The use of money spans a very large part of our everyday life. Look around you and you would easily be able to identify several transactions involving money in any single day. In some of these transactions, services are being exchanged with money. For some, there might not be any actual transfer of money taking place now but a promise to pay money later.
Take the case of a shoe manufacturer. He wants to sell shoes in the market and buy wheat. The shoe manufacturer will first exchange shoes that he has produced for money, and then exchange the money for wheat. Imagine how much more difficult it would be if the shoe manufacturer had to directly exchange shoes for wheat without the use of money. He would have to look for a wheat growing farmer who not only wants to sell wheat but also wants to buy the shoes in exchange. That is, both parties have to agree to sell and buy each others commodities. This is known as double coincidence of wants. What a person desires to sell is exactly what the other wishes to buy. In a barter system where goods are directly exchanged without the use of money, double coincidence of wants is an essential feature.

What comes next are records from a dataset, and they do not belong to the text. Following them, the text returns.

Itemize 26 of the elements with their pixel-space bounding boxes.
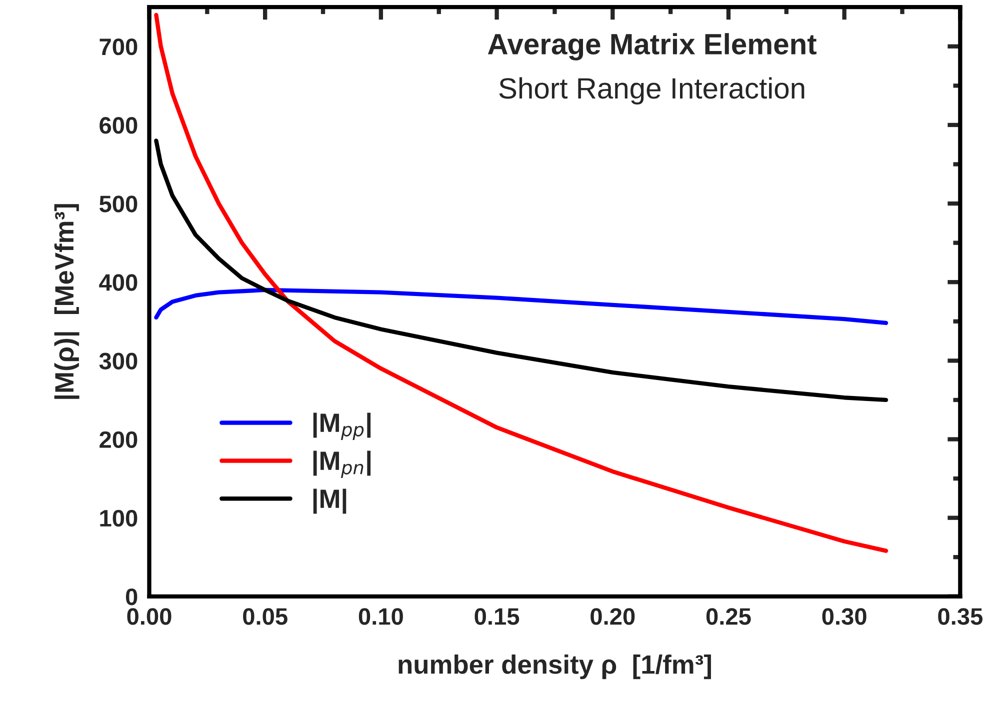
- y-tick-label: 0: [126, 588, 138, 606]
- y-tick-label: 200: [100, 431, 138, 448]
- y-tick-label: 500: [99, 196, 138, 212]
- y-tick-label: 600: [100, 117, 138, 134]
- x-tick-label: 0.20: [590, 608, 635, 625]
- x-tick-label: 0.25: [706, 608, 751, 625]
- y-tick-label: 400: [99, 274, 138, 291]
- y-tick-label: 700: [100, 38, 138, 56]
- x-tick-label: 0.05: [243, 608, 288, 625]
- legend-label: |M$_{pp}$|: [313, 412, 371, 440]
- x-tick-label: 0.35: [938, 608, 982, 625]
- y-tick-label: 100: [100, 510, 138, 527]
- text: Average Matrix Element: [488, 33, 816, 60]
- legend-label: |M|: [313, 488, 346, 514]
- x-tick-label: 0.00: [127, 608, 172, 625]
- line-series: [154, 138, 888, 402]
- y-tick-label: 300: [99, 352, 138, 370]
- legend-label: |M$_{pn}$|: [313, 450, 371, 478]
- line-series: [154, 12, 888, 553]
- x-axis-title: number density ρ [1/fm³]: [398, 654, 711, 680]
- text: Short Range Interaction: [499, 77, 804, 104]
- x-tick-label: 0.15: [474, 608, 520, 625]
- x-tick-label: 0.30: [822, 608, 866, 625]
- x-tick-label: 0.10: [358, 608, 403, 625]
- y-axis-title: |M(ρ)| [MeVfm³]: [54, 204, 80, 399]
- line-series: [154, 288, 888, 326]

In contrast, in an economy where money is in use, money by providing the crucial intermediate step eliminates the need for double coincidence of wants. It is no longer necessary for the shoe manufacturer to look for a farmer who will buy his shoes and at the same time sell him wheat. All he has to do is find a buyer for his shoes. Once he has exchanged his shoes for money, he can purchase wheat or any other commodity in the market. Since money acts as an intermediate in the exchange process, it is called a medium of exchange.